Justice James D. Blackwell wrote the dissenting opinion Friday and was joined in part by Robert P. Chamberlin who dissented in a separate opinion joined by James W. Kitchens.

“With respect to the majority, this case involves a pure question of Mississippi law — interpretation of Mississippi’s Constitution,” Chamberlain wrote in the dissenting opinion. “And I strongly disagree that the Secretary of State acted in an unconstitutional manner by following Mississippi law. I am also hard pressed to see how a federal court’s almost twenty-year-old injunction, aimed solely at federal congressional elections, has now somehow unintentionally destroyed Mississippi’s 28 constitutional citizen-based ballot-initiative process. But that is exactly what the majority is saying.

“…For the reasons addressed above, the Petitioners simply cannot show the Secretary of State acted unconstitutionally by relying on Mississippi law when he greenlighted Initiative 65’s placement on the ballot. Therefore, I dissent.”

The mayor has said she is not opposed to a well-regulated pure medical marijuana program for the truly suffering.
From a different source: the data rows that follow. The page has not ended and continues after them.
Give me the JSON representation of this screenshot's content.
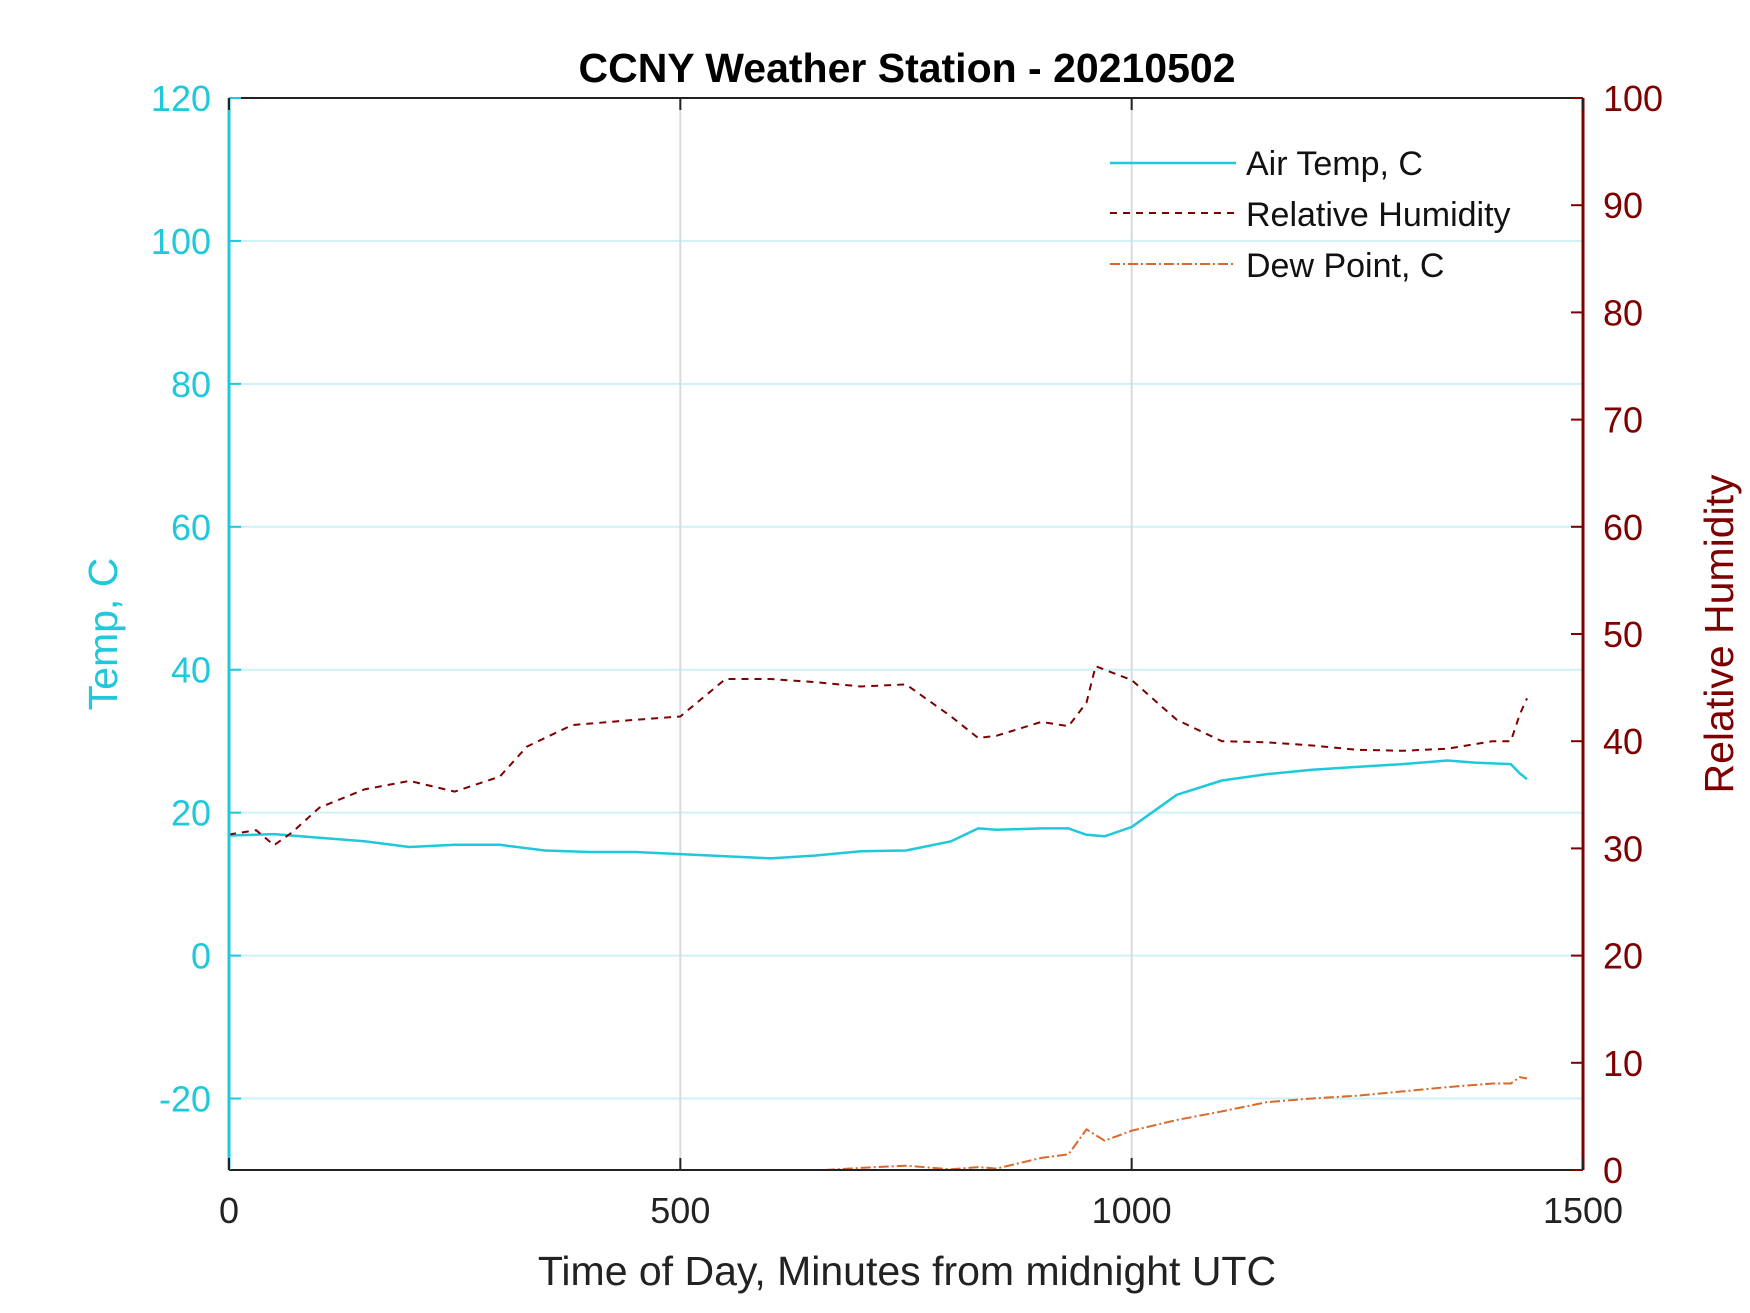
{
  "chart_data": {
    "type": "line",
    "title": "CCNY Weather Station - 20210502",
    "xlabel": "Time of Day, Minutes from midnight UTC",
    "ylabel_left": "Temp, C",
    "ylabel_right": "Relative Humidity",
    "xlim": [
      0,
      1500
    ],
    "ylim_left": [
      -30,
      120
    ],
    "ylim_right": [
      0,
      100
    ],
    "x_ticks": [
      "0",
      "500",
      "1000",
      "1500"
    ],
    "y_ticks_left": [
      "120",
      "100",
      "80",
      "60",
      "40",
      "20",
      "0",
      "-20"
    ],
    "y_ticks_right": [
      "100",
      "90",
      "80",
      "70",
      "60",
      "50",
      "40",
      "30",
      "20",
      "10",
      "0"
    ],
    "grid": "on",
    "legend_position": "top-right",
    "colors": {
      "air_temp": "#1fc8da",
      "humidity": "#7e0000",
      "dew_point": "#d9692a",
      "left_axis": "#1fc8da",
      "right_axis": "#7e0000"
    },
    "series": [
      {
        "name": "Air Temp, C",
        "axis": "left",
        "style": "solid",
        "x": [
          0,
          50,
          100,
          150,
          200,
          250,
          300,
          350,
          400,
          450,
          500,
          550,
          600,
          650,
          700,
          750,
          800,
          830,
          850,
          900,
          930,
          950,
          970,
          1000,
          1050,
          1100,
          1150,
          1200,
          1250,
          1300,
          1350,
          1380,
          1420,
          1430,
          1438
        ],
        "y": [
          16.8,
          17.0,
          16.5,
          16.0,
          15.2,
          15.5,
          15.5,
          14.7,
          14.5,
          14.5,
          14.2,
          13.9,
          13.6,
          14.0,
          14.6,
          14.7,
          16.0,
          17.8,
          17.6,
          17.8,
          17.8,
          16.9,
          16.7,
          18.0,
          22.5,
          24.5,
          25.4,
          26.0,
          26.4,
          26.8,
          27.3,
          27.0,
          26.8,
          25.5,
          24.7
        ]
      },
      {
        "name": "Relative Humidity",
        "axis": "right",
        "style": "dashed",
        "x": [
          0,
          30,
          50,
          70,
          100,
          150,
          200,
          250,
          300,
          330,
          380,
          450,
          500,
          550,
          600,
          650,
          700,
          750,
          800,
          830,
          850,
          900,
          930,
          950,
          960,
          1000,
          1050,
          1100,
          1150,
          1200,
          1250,
          1300,
          1350,
          1400,
          1420,
          1430,
          1438
        ],
        "y": [
          31.3,
          31.7,
          30.3,
          31.5,
          33.8,
          35.5,
          36.3,
          35.3,
          36.7,
          39.5,
          41.5,
          42.0,
          42.3,
          45.8,
          45.8,
          45.5,
          45.1,
          45.3,
          42.3,
          40.3,
          40.5,
          41.8,
          41.4,
          43.6,
          47.0,
          45.7,
          42.0,
          40.0,
          39.9,
          39.6,
          39.2,
          39.1,
          39.3,
          40.0,
          40.0,
          42.5,
          44.0
        ]
      },
      {
        "name": "Dew Point, C",
        "axis": "left",
        "style": "dash-dot",
        "x": [
          660,
          700,
          750,
          800,
          830,
          850,
          900,
          930,
          950,
          970,
          1000,
          1050,
          1100,
          1150,
          1200,
          1250,
          1300,
          1350,
          1400,
          1420,
          1430,
          1438
        ],
        "y": [
          -30.0,
          -29.7,
          -29.4,
          -29.9,
          -29.6,
          -29.8,
          -28.3,
          -27.8,
          -24.3,
          -25.9,
          -24.5,
          -23.0,
          -21.8,
          -20.5,
          -20.0,
          -19.6,
          -19.0,
          -18.4,
          -17.9,
          -17.9,
          -17.0,
          -17.2
        ]
      }
    ]
  }
}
Hawkins-Butler has said amending the constitution is a solemn process and the solution is for the Legislature to amend Section 273(3) given the loss of a congressional district.

She said the sick and dying people of Mississippi deserve a controlled, well-regulated program overseen by universities, doctors and pharmacists — which is why she opposes Initiative 65.

The language in the Constitution decriminalizes the purchase, prescribing, sale and processing of medical marijuana, provides for annual cards — not prescriptions — and exempts the holder from criminal or civil sanctions. It also allows for the possession of up to 2.5 ounces per 14-day period or 250 marijuana pipes.

One of the most concerning aspects Hawkins-Butler has said is the restriction on a city’s ability to zone “medical marijuana treatment centers” which includes growers and processors. She has said that such significant changes written into the Mississippi Constitution should be enacted lawfully and have not.

In support of the mayor, amicus briefs stacked up, including briefs from state Sens. Angela Hill and Kathy Chism, State Rep. Jill Ford, the Mississippi Municipal League, the Mississippi Sheriff’s Association, the Mississippi State Medical Association, and the American Medical Association. 

“We are not against a well-regulated medical marijuana program for the suffering,” Hawkins-Butler told the Journal previously. “We have grave concerns about what Initiative 65 contains, and more importantly to our suit, how it was passed.”

Initiative 65 is not what voters in the Nov. 3 election thought they were voting for, the mayor has said.

Initiative 65 does not allow doctors to write specific prescriptions and the law grants an “identification card” that’s good for a year, and allows five ounces of marijuana a month for smoking, which equals about 300 joints a month. 

Initiative 65 puts no limits on edible marijuana or marijuana for vaping and it doesn’t control the strength or content of the marijuana. 

The law also prohibits limits on how many growers and dispensaries the state can have, and it bars any limits on the cost of marijuana. 

Furthermore, the mayor has said, it prevents cities from regulating who can grow or sell medical marijuana and where.

Under the new law, pot shops and other dispensaries cannot operate until they are licensed by the Mississippi Department of Health, which has not issued any regulations or licenses yet. 

“If the amendment is struck down, then dispensaries can’t operate unless the Mississippi Legislature enacts legislation to replace the amendment,” Butler had said before Friday’s ruling.